Trois éléments importants font office de prérequis imposés par l’AIEA pour l’érection du centre. Le premier, c’est le registre national qui existe depuis 2011, mais qui jusqu’à présent ne donne pas de statistiques nationales. Haïti fonctionne avec des statistiques internationales. Le deuxième est l’Unité de dosimétrie et de radioprotection – un organisme qui s’attèle à contrôler le centre, s’assurer que les machines libèrent des doses règlementaires et du contrôle environnemental. Celle-ci existe déjà et a un staff de physiciens comportant environ 7 personnes formées aux frais de l’AIEA.
Et le troisième qui est le plus important, c’est l’Autorité Nationale de Sureté Radiologique (ANSR) prévue par la loi régissant la matière – votée et promulguée sous le gouvernement de Me Boniface Alexandre au journal Le Moniteur du 28 avril 2005.
L’ANSR est une institution multisectorielle devant avoir les ministères concernés, notamment le MSPP, le Ministère du Commerce et de l’Industrie – MCI, le Ministère de l’Environnement, le Ministère du Plan- MPCE). Il revient à cette autorité de sureté nucléaire le rôle non seulement de garantir la sécurité radiologique, mais aussi de prévenir et de réprimer toute menace que représente le terrorisme nucléaire et radiologique, mais aussi le trafic illicite des matières nucléaires.
Cette entité n’existe que sur papier.
AUDIO – Dr Christophe Milien qui parle de ce qu’il connait du projet
Et les difficultés ne datent pas d’hier.
Le 20 septembre 2011 à Vienne lors de la 55e session de la conférence générale de l’Agence internationale de l’énergie atomique, Azad Belfort – chef de la délégation haïtienne- lors de son discours a souligné que la solution à bien des problèmes de développement auxquels Haïti est confronté peut être trouvée dans le cadre d’une coopération de plus en plus stratégique avec l’AIEA dans les secteurs de l’agriculture, de l’environnement, de la planification énergétique et de la santé publique. « Nous éprouvons pour le moment beaucoup de difficultés dans le cadre de la mise en œuvre de notre projet de centre de radiothérapie, mais nous estimons que le problème sera très bientôt résolu », dit-il.

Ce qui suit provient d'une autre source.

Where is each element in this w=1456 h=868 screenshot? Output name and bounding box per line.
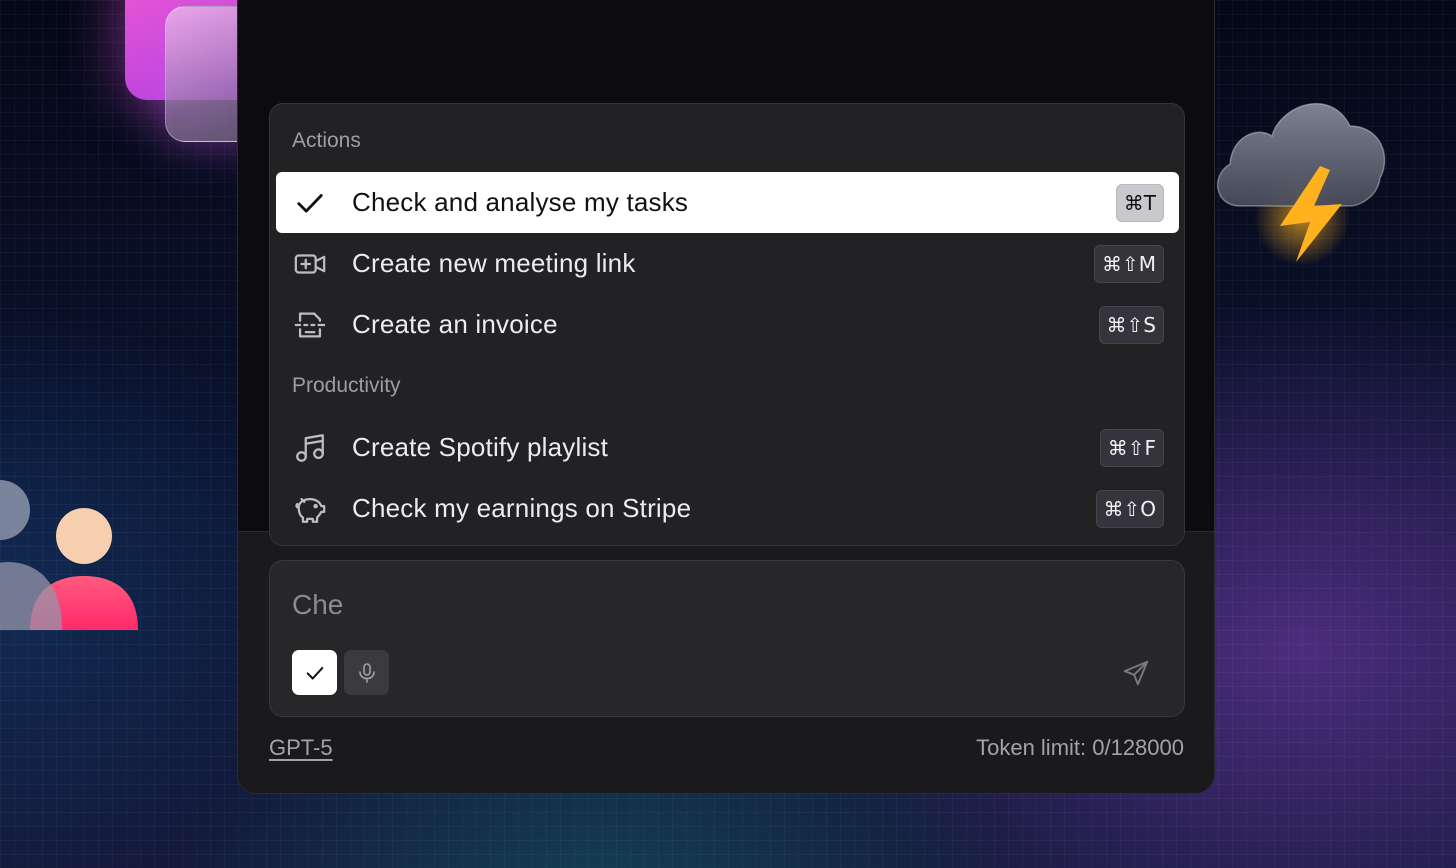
prompt-composer[interactable]: Che [269, 560, 1185, 717]
check-icon [306, 666, 323, 680]
video-plus-icon [290, 244, 330, 284]
send-button[interactable] [1118, 655, 1154, 691]
model-selector-link[interactable]: GPT-5 [269, 735, 333, 761]
send-icon [1123, 660, 1149, 686]
shortcut-badge: ⌘⇧M [1093, 244, 1164, 283]
microphone-icon [358, 662, 375, 683]
menu-item-label: Create Spotify playlist [352, 432, 609, 462]
menu-item-label: Check and analyse my tasks [352, 187, 689, 217]
menu-item-label: Create an invoice [352, 309, 558, 339]
menu-item-label: Check my earnings on Stripe [352, 493, 692, 523]
piggy-bank-icon [290, 489, 330, 529]
menu-item-create-invoice[interactable]: Create an invoice ⌘⇧S [276, 294, 1179, 355]
command-menu: Actions Check and analyse my tasks ⌘T Cr… [269, 103, 1185, 546]
music-note-icon [290, 428, 330, 468]
microphone-button[interactable] [344, 650, 389, 695]
shortcut-badge: ⌘T [1115, 183, 1164, 222]
prompt-input[interactable]: Che [292, 589, 343, 621]
menu-item-meeting-link[interactable]: Create new meeting link ⌘⇧M [276, 233, 1179, 294]
menu-item-stripe-earnings[interactable]: Check my earnings on Stripe ⌘⇧O [276, 478, 1179, 539]
shortcut-badge: ⌘⇧F [1099, 428, 1164, 467]
menu-item-check-tasks[interactable]: Check and analyse my tasks ⌘T [276, 172, 1179, 233]
menu-item-label: Create new meeting link [352, 248, 636, 278]
section-label-actions: Actions [292, 129, 361, 152]
token-limit-text: Token limit: 0/128000 [976, 735, 1184, 760]
invoice-icon [290, 305, 330, 345]
check-icon [290, 183, 330, 223]
users-decoration-icon [0, 480, 138, 630]
thunder-cloud-icon [1216, 102, 1386, 266]
section-label-productivity: Productivity [292, 374, 401, 397]
tasks-tool-button[interactable] [292, 650, 337, 695]
shortcut-badge: ⌘⇧S [1098, 305, 1164, 344]
menu-item-spotify-playlist[interactable]: Create Spotify playlist ⌘⇧F [276, 417, 1179, 478]
shortcut-badge: ⌘⇧O [1095, 489, 1164, 528]
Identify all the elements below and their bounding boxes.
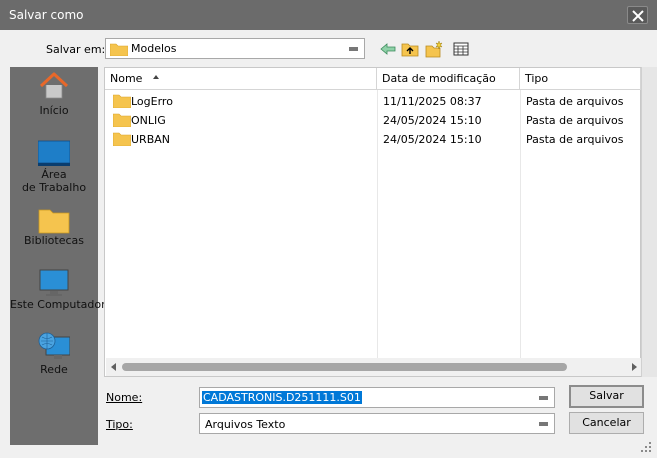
cancel-button[interactable]: Cancelar — [569, 412, 644, 434]
network-icon — [38, 332, 70, 359]
save-button[interactable]: Salvar — [569, 385, 644, 408]
place-label: Bibliotecas — [23, 234, 85, 247]
dropdown-arrow-icon[interactable] — [539, 396, 548, 400]
place-label: Rede — [40, 363, 68, 376]
folder-icon — [113, 94, 131, 108]
name-label: Nome: — [106, 391, 143, 404]
close-button[interactable] — [627, 6, 648, 24]
resize-grip-icon[interactable] — [640, 441, 652, 453]
dropdown-arrow-icon — [349, 47, 358, 51]
close-icon — [632, 10, 644, 22]
folder-icon — [113, 132, 131, 146]
table-row[interactable]: LogErro 11/11/2025 08:37 Pasta de arquiv… — [105, 92, 640, 111]
file-name-value: CADASTRONIS.D251111.S01 — [202, 391, 362, 404]
type-label: Tipo: — [106, 418, 133, 431]
column-header-date[interactable]: Data de modificação — [377, 68, 520, 90]
new-folder-icon[interactable] — [425, 40, 443, 58]
scroll-right-icon[interactable] — [632, 363, 637, 371]
computer-icon — [39, 269, 69, 296]
scrollbar-thumb[interactable] — [122, 363, 567, 371]
save-in-dropdown[interactable]: Modelos — [105, 38, 365, 59]
file-type-value: Arquivos Texto — [205, 418, 286, 431]
column-header-label: Data de modificação — [382, 72, 496, 85]
column-header-label: Nome — [110, 72, 143, 85]
title-bar: Salvar como — [0, 0, 657, 30]
file-name: URBAN — [131, 133, 170, 146]
sort-ascending-icon — [153, 75, 159, 79]
column-header-label: Tipo — [525, 72, 549, 85]
file-type-select[interactable]: Arquivos Texto — [199, 413, 555, 434]
file-type: Pasta de arquivos — [526, 114, 624, 127]
file-list[interactable]: Nome Data de modificação Tipo LogErro 11… — [104, 67, 641, 377]
scroll-left-icon[interactable] — [111, 363, 116, 371]
back-icon[interactable] — [379, 40, 397, 58]
home-icon — [39, 72, 69, 99]
file-name-input[interactable]: CADASTRONIS.D251111.S01 — [199, 387, 555, 408]
place-label: Área de Trabalho — [21, 168, 87, 194]
view-menu-icon[interactable] — [452, 40, 470, 58]
desktop-icon — [38, 140, 70, 166]
vertical-scrollbar[interactable] — [641, 67, 657, 377]
folder-icon — [110, 43, 128, 56]
table-row[interactable]: URBAN 24/05/2024 15:10 Pasta de arquivos — [105, 130, 640, 149]
file-type: Pasta de arquivos — [526, 133, 624, 146]
file-date: 24/05/2024 15:10 — [383, 133, 482, 146]
up-folder-icon[interactable] — [401, 40, 419, 58]
table-row[interactable]: ONLIG 24/05/2024 15:10 Pasta de arquivos — [105, 111, 640, 130]
file-date: 11/11/2025 08:37 — [383, 95, 482, 108]
save-in-label: Salvar em: — [46, 43, 106, 56]
places-bar: Início Área de Trabalho Bibliotecas Este … — [10, 67, 106, 445]
libraries-icon — [38, 209, 70, 234]
place-label: Este Computador — [10, 298, 106, 311]
dropdown-arrow-icon[interactable] — [539, 422, 548, 426]
file-type: Pasta de arquivos — [526, 95, 624, 108]
horizontal-scrollbar[interactable] — [106, 358, 641, 376]
window-title: Salvar como — [9, 8, 84, 22]
folder-icon — [113, 113, 131, 127]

Pour lui, avec près de 10 mille cas de cancer par année, si l’on se réfère aux statistiques internationales, ce projet est plus qu’impératif pour le bien-être et la santé du peuple haïtien. « Il importe de noter qu’avec le nouveau gouvernement qui sera mis en place bientôt ce projet pourra, sans aucun doute possible, être mis en œuvre », prévoyait-il.
Ce qui n’a pas été fait. Et on ignore toujours la nature de ces difficultés. Dans le plan directeur de Santé 2012-2022 du ministère de la Santé publique et de la Population (MSPP) publié en octobre 2013, les autorités misent grandement sur le centre de radiothérapie – qui n’existe pas encore et qui est peut être loin d’exister- en vue de lutter contre les principaux cancers (sein, col utérus, prostate), donc « réduire la morbi-mortalité liée aux principaux cancers ». Qui pis est, comme indicateurs on avance « le nombre et pourcentage de centres de radiothérapie fonctionnels par département ».
Et, le ministère de la santé parle même de renforcement des services d’appui au diagnostic et au traitement en citant en exemple : laboratoire, imagerie et radiothérapie, avec comme l’une des entités responsables, le CNCRMN. Pourtant, aujourd’hui, il n’y a aucun financement pour le projet et la construction du centre semble n’être pas pour demain.
Entre temps, le cancer continue de faire des ravages, lentement et sûrement. Si les décisions et actions majeures qui s’imposent ne sont pas prises, peut-être que vers 2030, le chiffre de 10 mille nouveaux cas annuels aura à doubler et que les populations surtout les plus pauvres continueront à être décimées par ce fléau dévastateur qu’est le Cancer.